Abstract : Nucleotide-binding oligomerization domain-containing protein 1 (NOD1) is an intracellular pattern recognition receptor that recognizes bacterial peptidoglycan (PG) containing meso -diaminopimelic acid ( meso DAP) and activates the innate immune system. Interestingly, few pathogenic and commensal bacteria modify their PG stem peptide by amidation of meso DAP ( meso DAPNH2). In this study, NOD1 stimulation assays were performed using bacterial PG containing meso DAP (PGDAP) and meso DAPNH2 (PGDAPNH2) to understand the differences in their biomolecular recognition mechanism.
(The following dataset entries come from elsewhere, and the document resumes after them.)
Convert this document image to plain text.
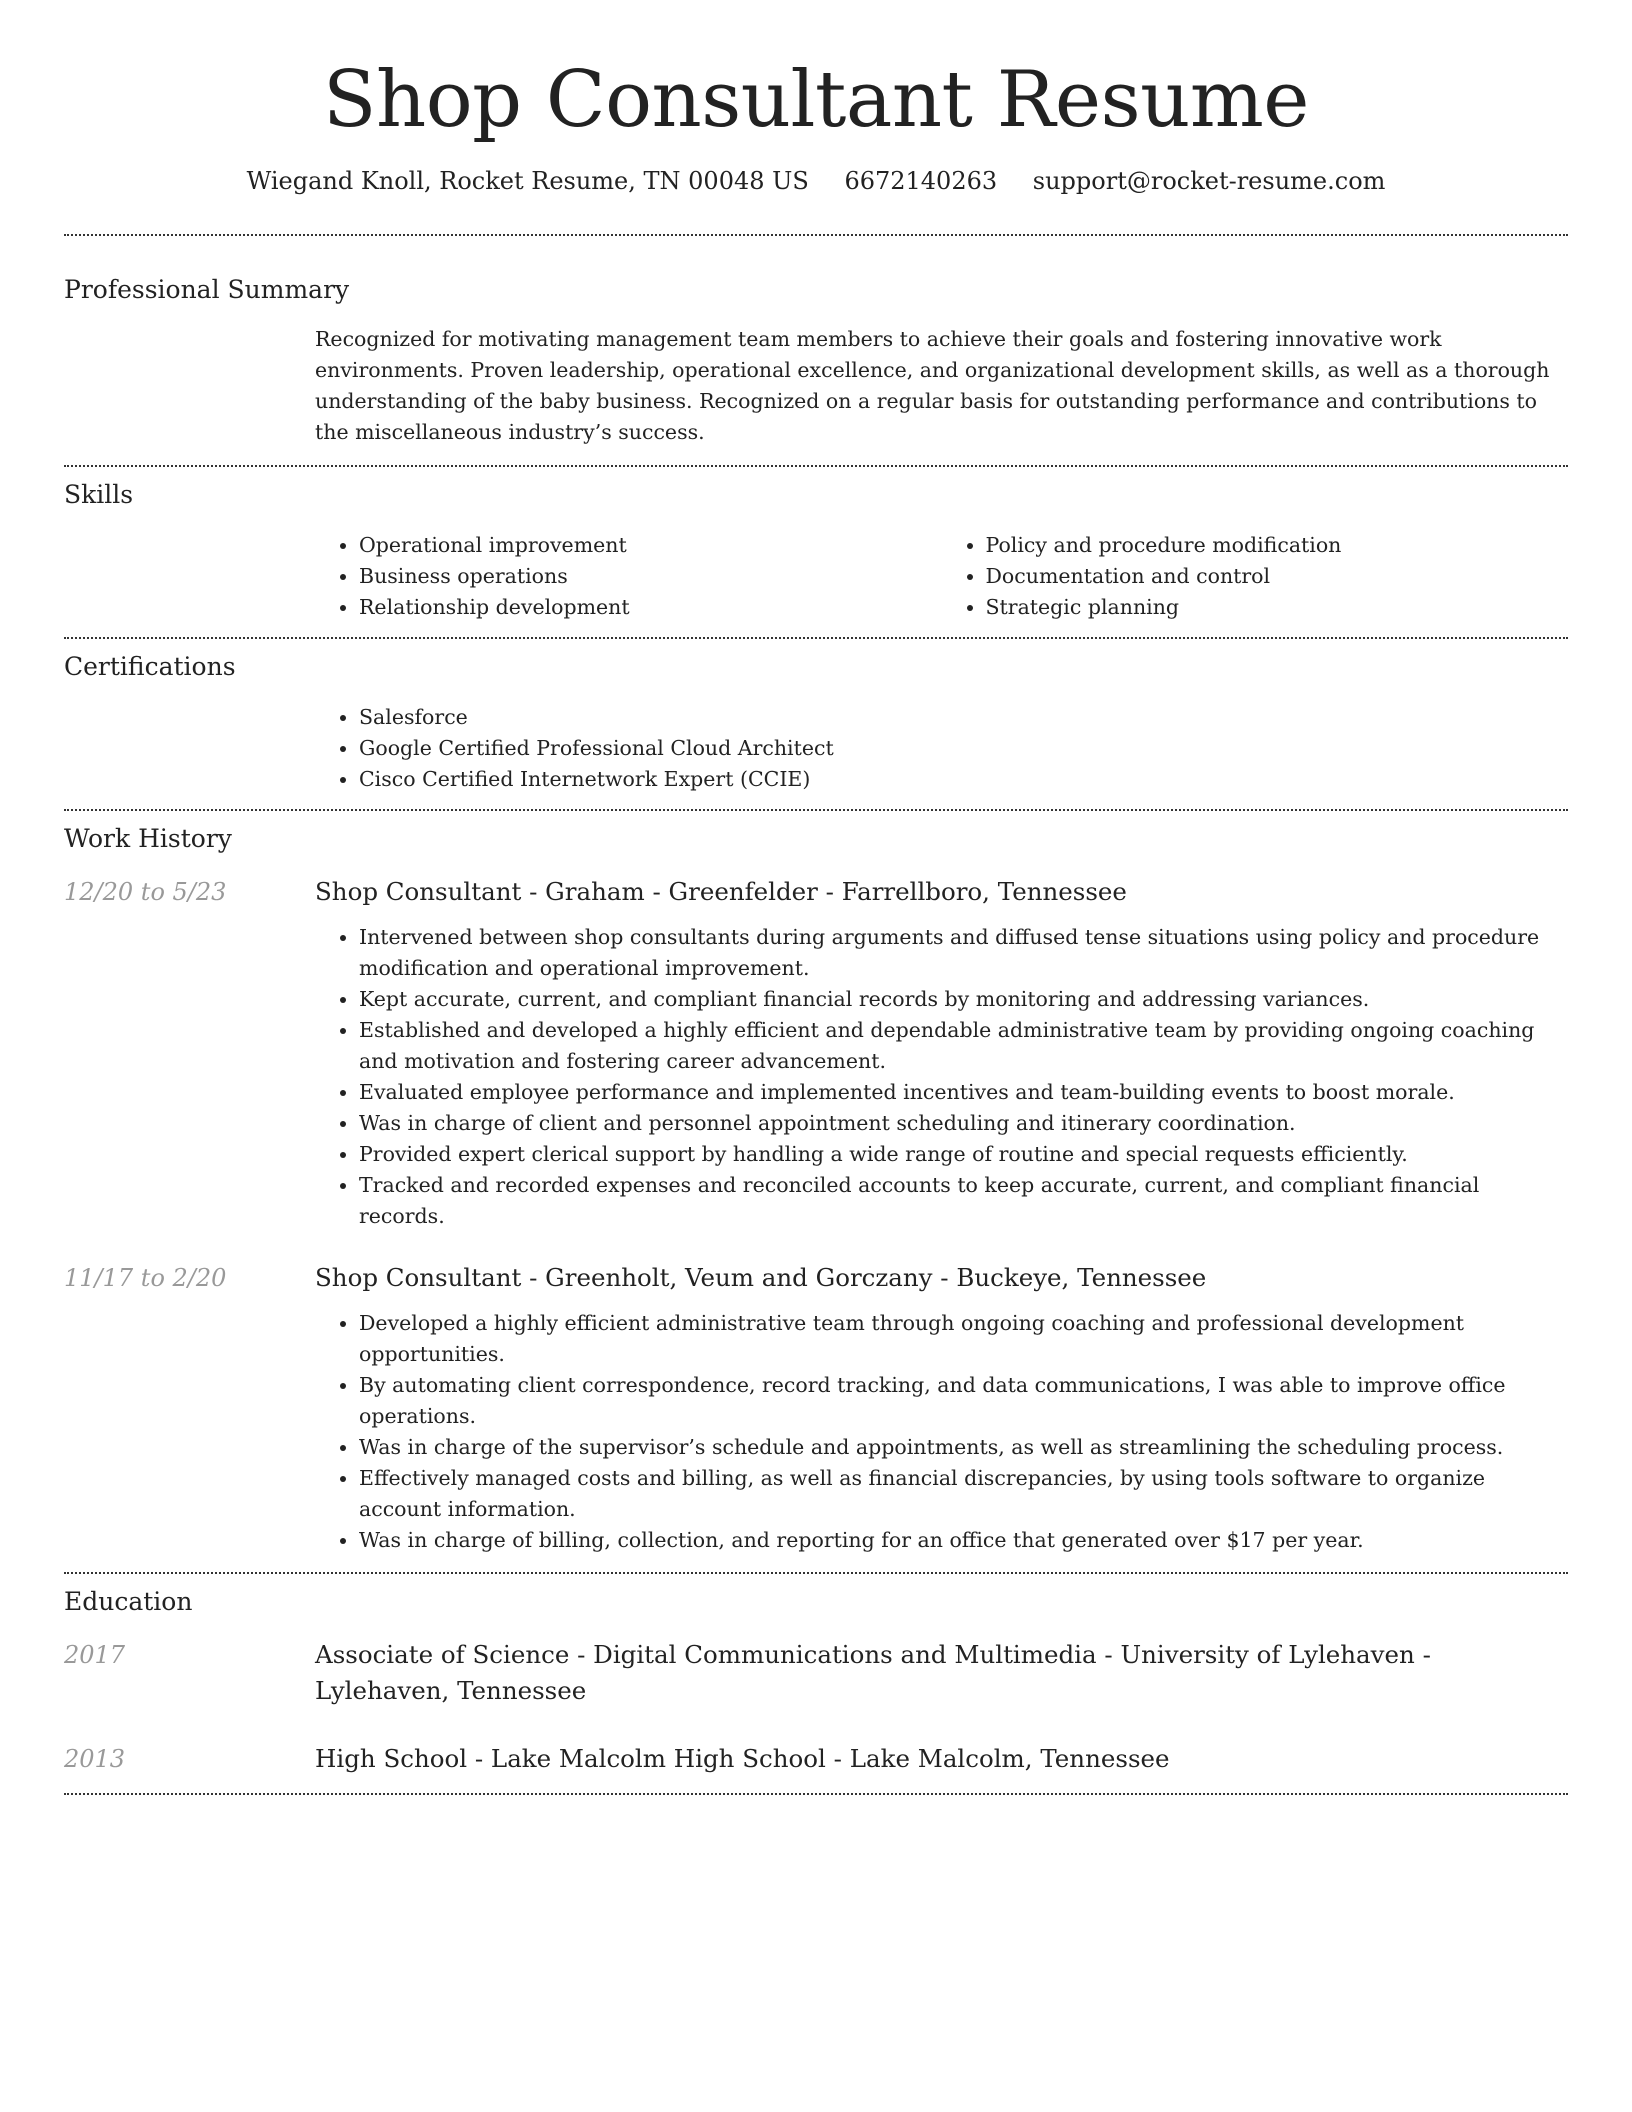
Shop Consultant Resume
Wiegand Knoll, Rocket Resume, TN 00048 US 6672140263 support@rocket-resume.com
Professional Summary

Recognized for motivating management team members to achieve their goals and fostering innovative work environments. Proven leadership, operational excellence, and organizational development skills, as well as a thorough understanding of the baby business. Recognized on a regular basis for outstanding performance and contributions to the miscellaneous industry’s success.

Skills
• Operational improvement
• Business operations
• Relationship development
• Policy and procedure modification
• Documentation and control
• Strategic planning
Certifications
• Salesforce
• Google Certified Professional Cloud Architect
• Cisco Certified Internetwork Expert (CCIE)
Work History
12/20 to 5/23	Shop Consultant - Graham - Greenfelder - Farrellboro, Tennessee
• Intervened between shop consultants during arguments and diffused tense situations using policy and procedure modification and operational improvement.
• Kept accurate, current, and compliant financial records by monitoring and addressing variances.
• Established and developed a highly efficient and dependable administrative team by providing ongoing coaching and motivation and fostering career advancement.
• Evaluated employee performance and implemented incentives and team-building events to boost morale.
• Was in charge of client and personnel appointment scheduling and itinerary coordination.
• Provided expert clerical support by handling a wide range of routine and special requests efficiently.
• Tracked and recorded expenses and reconciled accounts to keep accurate, current, and compliant financial records.
11/17 to 2/20	Shop Consultant - Greenholt, Veum and Gorczany - Buckeye, Tennessee
• Developed a highly efficient administrative team through ongoing coaching and professional development opportunities.
• By automating client correspondence, record tracking, and data communications, I was able to improve office operations.
• Was in charge of the supervisor’s schedule and appointments, as well as streamlining the scheduling process.
• Effectively managed costs and billing, as well as financial discrepancies, by using tools software to organize account information.
• Was in charge of billing, collection, and reporting for an office that generated over $17 per year.
Education
2017	Associate of Science - Digital Communications and Multimedia - University of Lylehaven - Lylehaven, Tennessee
2013	High School - Lake Malcolm High School - Lake Malcolm, Tennessee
PGDAP was effectively recognized, while PGDAPNH2 showed reduced recognition by NOD1 receptor. Re-stimulation of the NOD1 receptor which was initially stimulated with PGDAP, using PGDAPNH2, did not show any further NOD1 activation levels than PGDAP alone. But NOD1 receptor, initially stimulated with PGDAPNH2 responded effectively to re-stimulation with PGDAP. The biomolecular structure-recognition relationship of the ligand sensing LRR domain of human NOD1 (NOD1-LRR) with PGDAP and PGDAPNH2 was studied by different computational techniques to further understand the molecular basis of our experimental observations. The D-Glu- meso DAP motif of GMTPDAP, which is the minimum essential motif for NOD1 activation, was found involved in specific interactions at the recognition site, but the interactions of the corresponding D-Glu- meso DAP motif of PGDAPNH2 occurs away from the recognition site of NOD1 receptor. Hot-spot residues identified for effective PG recognition by NOD1-LRR include W820, G821, D826 and N850, which are evolutionarily conserved across different host species. These integrated results thus successfully provided the atomic level and biochemical insight on how PGs containing meso DAPNH2 evade NOD1-LRR receptor recognition.